Invalides travaillant à temps partiel : nouvelle jurisprudence, après Di Trizio !

Madame X, invalide de naissance, reçoit dès l’âge de 20 ans une rente entière de l’AI, car elle ne peut travailler que dans un cadre protégé et elle a un degré d’invalidité de 88 %.

En 2017, elle accouche d’un fils, ce qui l’amène à arrêter de travailler. Elle indique que sans ses problèmes de santé, elle travaillerait à 20 % hors de son domicile et serait ménagère à 80 %. L’office AI lui retire dès lors sa rente, en calculant son degré d’invalidité à 20 %. Le tribunal cantonal de Lucerne, se basant sur l’arrêt Di Trizio (voir sur ce site), considère que seule la naissance de l’enfant est à l’origine de ce changement de statut et que, par conséquent, la rente doit être maintenue. L’office AI fait recours au Tribunal fédéral (TF). 

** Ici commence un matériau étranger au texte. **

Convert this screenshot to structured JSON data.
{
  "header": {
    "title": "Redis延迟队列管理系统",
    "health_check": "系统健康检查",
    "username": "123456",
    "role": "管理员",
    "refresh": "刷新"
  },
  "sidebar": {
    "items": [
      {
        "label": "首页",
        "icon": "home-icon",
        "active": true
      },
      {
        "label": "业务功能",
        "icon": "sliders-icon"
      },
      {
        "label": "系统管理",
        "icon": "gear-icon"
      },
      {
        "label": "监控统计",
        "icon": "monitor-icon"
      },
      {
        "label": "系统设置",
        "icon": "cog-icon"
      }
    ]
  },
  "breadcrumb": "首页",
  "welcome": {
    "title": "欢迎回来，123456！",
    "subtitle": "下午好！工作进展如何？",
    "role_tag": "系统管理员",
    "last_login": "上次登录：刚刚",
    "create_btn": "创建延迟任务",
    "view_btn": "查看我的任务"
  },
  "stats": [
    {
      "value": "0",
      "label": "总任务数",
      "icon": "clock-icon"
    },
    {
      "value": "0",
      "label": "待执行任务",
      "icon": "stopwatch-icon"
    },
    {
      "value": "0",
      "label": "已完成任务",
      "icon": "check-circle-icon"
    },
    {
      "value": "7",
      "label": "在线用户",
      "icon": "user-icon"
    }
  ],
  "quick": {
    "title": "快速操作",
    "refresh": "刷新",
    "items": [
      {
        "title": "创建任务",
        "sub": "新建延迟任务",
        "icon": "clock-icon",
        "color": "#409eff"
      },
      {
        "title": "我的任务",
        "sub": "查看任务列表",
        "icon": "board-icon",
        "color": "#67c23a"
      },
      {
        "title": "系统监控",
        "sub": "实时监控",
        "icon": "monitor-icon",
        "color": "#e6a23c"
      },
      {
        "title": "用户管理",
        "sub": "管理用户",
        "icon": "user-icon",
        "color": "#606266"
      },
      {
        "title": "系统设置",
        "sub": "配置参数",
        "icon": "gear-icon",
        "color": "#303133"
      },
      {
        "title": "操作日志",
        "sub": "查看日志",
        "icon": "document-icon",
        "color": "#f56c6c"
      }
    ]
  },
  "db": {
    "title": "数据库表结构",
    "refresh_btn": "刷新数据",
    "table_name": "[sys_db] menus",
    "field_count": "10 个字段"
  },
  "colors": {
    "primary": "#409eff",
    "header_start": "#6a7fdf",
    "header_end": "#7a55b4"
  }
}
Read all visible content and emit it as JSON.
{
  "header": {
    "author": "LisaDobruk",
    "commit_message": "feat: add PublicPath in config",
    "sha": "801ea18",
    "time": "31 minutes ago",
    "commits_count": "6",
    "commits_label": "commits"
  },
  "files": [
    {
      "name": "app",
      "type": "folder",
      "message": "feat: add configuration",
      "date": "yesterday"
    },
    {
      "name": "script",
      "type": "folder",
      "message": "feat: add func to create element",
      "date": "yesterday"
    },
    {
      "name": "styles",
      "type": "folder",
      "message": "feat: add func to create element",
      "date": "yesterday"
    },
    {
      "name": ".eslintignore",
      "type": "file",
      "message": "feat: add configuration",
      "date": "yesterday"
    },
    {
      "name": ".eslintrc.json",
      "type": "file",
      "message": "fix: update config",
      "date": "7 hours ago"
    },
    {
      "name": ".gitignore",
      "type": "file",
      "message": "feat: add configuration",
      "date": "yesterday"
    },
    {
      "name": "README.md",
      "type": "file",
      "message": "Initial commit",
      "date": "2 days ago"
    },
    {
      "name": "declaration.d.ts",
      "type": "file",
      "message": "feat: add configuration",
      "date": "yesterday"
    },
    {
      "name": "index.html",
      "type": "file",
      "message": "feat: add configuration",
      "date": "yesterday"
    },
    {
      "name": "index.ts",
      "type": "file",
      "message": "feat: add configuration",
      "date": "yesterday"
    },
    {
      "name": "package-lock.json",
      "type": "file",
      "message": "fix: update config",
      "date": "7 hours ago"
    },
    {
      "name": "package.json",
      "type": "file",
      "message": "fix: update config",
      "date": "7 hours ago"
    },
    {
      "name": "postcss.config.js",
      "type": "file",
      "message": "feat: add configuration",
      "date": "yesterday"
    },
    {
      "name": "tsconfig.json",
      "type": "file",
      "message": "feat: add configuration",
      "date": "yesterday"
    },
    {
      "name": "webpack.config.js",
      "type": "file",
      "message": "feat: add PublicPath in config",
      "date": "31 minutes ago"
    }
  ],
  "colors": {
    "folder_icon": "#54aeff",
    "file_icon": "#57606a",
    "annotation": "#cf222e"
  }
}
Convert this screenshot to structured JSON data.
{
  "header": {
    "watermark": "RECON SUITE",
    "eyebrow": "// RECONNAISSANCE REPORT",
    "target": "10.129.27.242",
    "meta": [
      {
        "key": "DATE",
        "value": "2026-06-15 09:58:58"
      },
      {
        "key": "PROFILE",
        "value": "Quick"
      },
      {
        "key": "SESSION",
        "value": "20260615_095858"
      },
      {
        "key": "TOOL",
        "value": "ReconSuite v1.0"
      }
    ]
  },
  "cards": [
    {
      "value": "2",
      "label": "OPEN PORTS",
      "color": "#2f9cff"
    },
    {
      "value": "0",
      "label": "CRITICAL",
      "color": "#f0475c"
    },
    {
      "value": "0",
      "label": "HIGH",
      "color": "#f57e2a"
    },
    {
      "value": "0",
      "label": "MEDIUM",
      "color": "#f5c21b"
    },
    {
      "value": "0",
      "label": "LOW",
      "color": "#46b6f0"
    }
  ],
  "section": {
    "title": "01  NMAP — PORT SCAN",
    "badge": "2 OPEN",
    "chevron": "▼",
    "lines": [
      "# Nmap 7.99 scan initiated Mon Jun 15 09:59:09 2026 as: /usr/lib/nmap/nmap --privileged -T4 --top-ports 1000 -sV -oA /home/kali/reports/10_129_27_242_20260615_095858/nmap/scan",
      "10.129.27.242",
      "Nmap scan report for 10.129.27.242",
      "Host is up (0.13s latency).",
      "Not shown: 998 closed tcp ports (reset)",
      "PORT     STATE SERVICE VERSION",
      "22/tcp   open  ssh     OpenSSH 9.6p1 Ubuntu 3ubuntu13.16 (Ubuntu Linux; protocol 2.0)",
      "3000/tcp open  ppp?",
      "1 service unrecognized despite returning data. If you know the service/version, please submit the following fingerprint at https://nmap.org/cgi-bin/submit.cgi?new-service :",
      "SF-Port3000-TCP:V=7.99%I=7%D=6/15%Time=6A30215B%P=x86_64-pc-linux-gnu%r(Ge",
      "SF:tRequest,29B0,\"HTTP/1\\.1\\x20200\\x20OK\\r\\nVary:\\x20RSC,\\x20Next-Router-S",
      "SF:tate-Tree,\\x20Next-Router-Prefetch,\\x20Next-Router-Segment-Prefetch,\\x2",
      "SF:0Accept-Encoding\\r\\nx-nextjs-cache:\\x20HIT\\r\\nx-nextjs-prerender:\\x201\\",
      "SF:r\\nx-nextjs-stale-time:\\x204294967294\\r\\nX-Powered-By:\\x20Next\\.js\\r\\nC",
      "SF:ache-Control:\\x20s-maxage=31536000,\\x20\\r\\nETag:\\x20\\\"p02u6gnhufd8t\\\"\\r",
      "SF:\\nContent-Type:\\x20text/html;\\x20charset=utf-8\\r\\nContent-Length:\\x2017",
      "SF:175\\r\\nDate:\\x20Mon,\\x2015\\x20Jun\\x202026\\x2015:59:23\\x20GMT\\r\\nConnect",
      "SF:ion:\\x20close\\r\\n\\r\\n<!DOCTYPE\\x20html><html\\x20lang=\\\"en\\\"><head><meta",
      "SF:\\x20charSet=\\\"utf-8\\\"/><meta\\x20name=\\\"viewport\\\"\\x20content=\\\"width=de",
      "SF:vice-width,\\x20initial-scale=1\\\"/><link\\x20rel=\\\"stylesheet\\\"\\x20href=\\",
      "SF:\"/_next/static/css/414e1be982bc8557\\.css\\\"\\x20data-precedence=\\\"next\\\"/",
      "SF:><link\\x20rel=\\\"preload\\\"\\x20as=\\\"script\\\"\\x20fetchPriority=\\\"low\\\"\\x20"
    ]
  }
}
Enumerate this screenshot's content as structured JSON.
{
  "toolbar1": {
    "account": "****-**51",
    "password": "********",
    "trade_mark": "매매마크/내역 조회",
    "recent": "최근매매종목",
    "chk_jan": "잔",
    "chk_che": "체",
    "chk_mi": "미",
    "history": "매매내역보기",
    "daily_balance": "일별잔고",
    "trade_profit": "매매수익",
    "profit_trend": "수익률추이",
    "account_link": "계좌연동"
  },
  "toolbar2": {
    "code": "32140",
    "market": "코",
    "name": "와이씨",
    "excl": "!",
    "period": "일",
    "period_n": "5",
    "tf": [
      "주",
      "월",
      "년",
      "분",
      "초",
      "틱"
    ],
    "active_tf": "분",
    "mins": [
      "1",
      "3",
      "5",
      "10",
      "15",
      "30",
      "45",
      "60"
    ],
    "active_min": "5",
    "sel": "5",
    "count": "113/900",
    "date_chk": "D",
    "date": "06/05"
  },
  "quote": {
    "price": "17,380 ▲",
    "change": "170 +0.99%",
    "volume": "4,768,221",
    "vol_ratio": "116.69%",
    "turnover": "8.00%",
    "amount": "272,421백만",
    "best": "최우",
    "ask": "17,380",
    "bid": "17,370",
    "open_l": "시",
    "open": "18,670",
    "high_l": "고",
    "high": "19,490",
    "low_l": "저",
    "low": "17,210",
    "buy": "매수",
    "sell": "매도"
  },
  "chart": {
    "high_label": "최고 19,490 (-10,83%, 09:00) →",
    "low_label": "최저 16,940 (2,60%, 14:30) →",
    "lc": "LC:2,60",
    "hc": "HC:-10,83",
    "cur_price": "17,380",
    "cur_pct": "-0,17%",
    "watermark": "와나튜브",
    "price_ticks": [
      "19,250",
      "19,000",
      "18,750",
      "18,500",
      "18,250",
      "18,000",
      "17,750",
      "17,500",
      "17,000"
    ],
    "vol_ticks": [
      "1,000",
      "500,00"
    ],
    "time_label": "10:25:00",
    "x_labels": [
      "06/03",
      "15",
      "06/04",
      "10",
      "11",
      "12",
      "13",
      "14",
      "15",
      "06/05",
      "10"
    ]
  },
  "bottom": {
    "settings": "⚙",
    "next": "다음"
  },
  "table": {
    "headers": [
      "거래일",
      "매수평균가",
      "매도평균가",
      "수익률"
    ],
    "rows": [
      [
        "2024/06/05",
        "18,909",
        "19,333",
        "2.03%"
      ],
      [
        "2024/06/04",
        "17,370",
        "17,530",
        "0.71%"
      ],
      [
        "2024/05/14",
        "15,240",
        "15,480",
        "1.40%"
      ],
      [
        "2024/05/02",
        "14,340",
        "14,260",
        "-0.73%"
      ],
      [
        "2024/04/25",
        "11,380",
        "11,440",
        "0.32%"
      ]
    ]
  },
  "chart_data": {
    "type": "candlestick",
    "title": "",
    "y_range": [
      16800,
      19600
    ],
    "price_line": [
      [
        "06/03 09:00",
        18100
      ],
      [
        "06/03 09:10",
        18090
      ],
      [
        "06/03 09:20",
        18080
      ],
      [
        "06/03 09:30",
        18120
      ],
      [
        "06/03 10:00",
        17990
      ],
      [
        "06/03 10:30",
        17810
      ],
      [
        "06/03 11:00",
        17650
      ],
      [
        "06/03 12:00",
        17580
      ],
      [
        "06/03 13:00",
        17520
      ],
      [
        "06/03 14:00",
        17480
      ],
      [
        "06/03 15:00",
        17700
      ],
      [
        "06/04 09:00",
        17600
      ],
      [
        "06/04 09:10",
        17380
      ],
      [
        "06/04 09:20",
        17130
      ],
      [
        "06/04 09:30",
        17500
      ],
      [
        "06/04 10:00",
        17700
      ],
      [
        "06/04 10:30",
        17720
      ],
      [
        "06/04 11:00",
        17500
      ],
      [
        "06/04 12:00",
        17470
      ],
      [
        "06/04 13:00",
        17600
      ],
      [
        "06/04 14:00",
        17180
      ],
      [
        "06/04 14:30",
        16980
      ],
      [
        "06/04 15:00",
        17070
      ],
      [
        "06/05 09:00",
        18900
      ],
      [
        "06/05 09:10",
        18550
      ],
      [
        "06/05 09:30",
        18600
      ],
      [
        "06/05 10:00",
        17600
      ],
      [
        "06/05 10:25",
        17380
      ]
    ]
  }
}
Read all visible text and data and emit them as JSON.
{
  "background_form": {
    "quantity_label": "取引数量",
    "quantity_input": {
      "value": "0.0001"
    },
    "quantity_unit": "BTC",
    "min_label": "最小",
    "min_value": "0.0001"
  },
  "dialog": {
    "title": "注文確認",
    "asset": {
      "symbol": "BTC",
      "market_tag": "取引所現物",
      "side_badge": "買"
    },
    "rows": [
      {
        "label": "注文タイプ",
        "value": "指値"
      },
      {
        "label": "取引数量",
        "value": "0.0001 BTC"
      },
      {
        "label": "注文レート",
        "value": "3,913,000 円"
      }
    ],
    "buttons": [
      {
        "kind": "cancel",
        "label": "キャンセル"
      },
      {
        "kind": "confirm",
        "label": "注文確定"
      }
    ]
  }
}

La question qui se posait au TF était de savoir comment le nouveau règlement de l’AI (RAI) devait s’appliquer au regard de cet arrêt européen, qui était précisément à l’origine de cette modification dudit RAI. En résumé, ce nouveau RAI applique la méthode mixte en calculant la part professionnelle et la part ménagère comme si chacune de ces parts était pratiquée à 100 %, puis établit l’empêchement dans chacune de ces parts. La pondération de ces deux empêchements donne ensuite le pourcentage d’invalidité.

Dans le cas de Madame X, l’invalidité dans la part ménagère était relativement faible, de sorte qu’au final elle ne dépassait effectivement pas un taux d’invalidité de 20 %, après ladite pondération.

Toutes les parties sont d’accord, le TF également, sur le fait que seule la naissance de l’enfant a entraîné un changement de statut. On est donc bien dans un cas « Di Trizio ». Mais, juge le TF, le RAI modifié satisfait aux exigences posées par la Cour européenne des droits de l’homme à Strasbourg : il empêche une discrimination systématique des femmes. Autrement dit, Il est dans la nature des choses qu’une atteinte à la santé se manifeste de manière moins marquante dans l’activité ménagère, compte tenu de la flexibilité accrue qu’offre une telle activité par rapport à une activité professionnelle. Le fait d’en tenir compte est conforme à Convention européenne.

Dès lors, la rente doit bel et bien être supprimée et le recours de l’office AI est admis.

ATF 9C_82/2020 du 27 octobre 2020, destiné à publication

Notre commentaire :

Il y aura peut-être un nouveau recours à Strasbourg. En effet, quoi qu’en dise le TF, la discrimination des femmes subsiste. Le nouveau RAI  ne la supprime pas entièrement.

Toutefois, en l’espèce, Madame X a perdu son procès parce qu’elle a indiqué que, sans atteinte à la santé, elle ne travaillerait qu’à 20 % professionnellement et qu’elle serait « femme au foyer » à 80 %. Le résultat aurait à notre avis était différent si elle avait indiqué que sans atteinte à la santé (et sans la naissance de son fils) elle aurait continué à exercer une activité professionnelle à 80 % au minimum.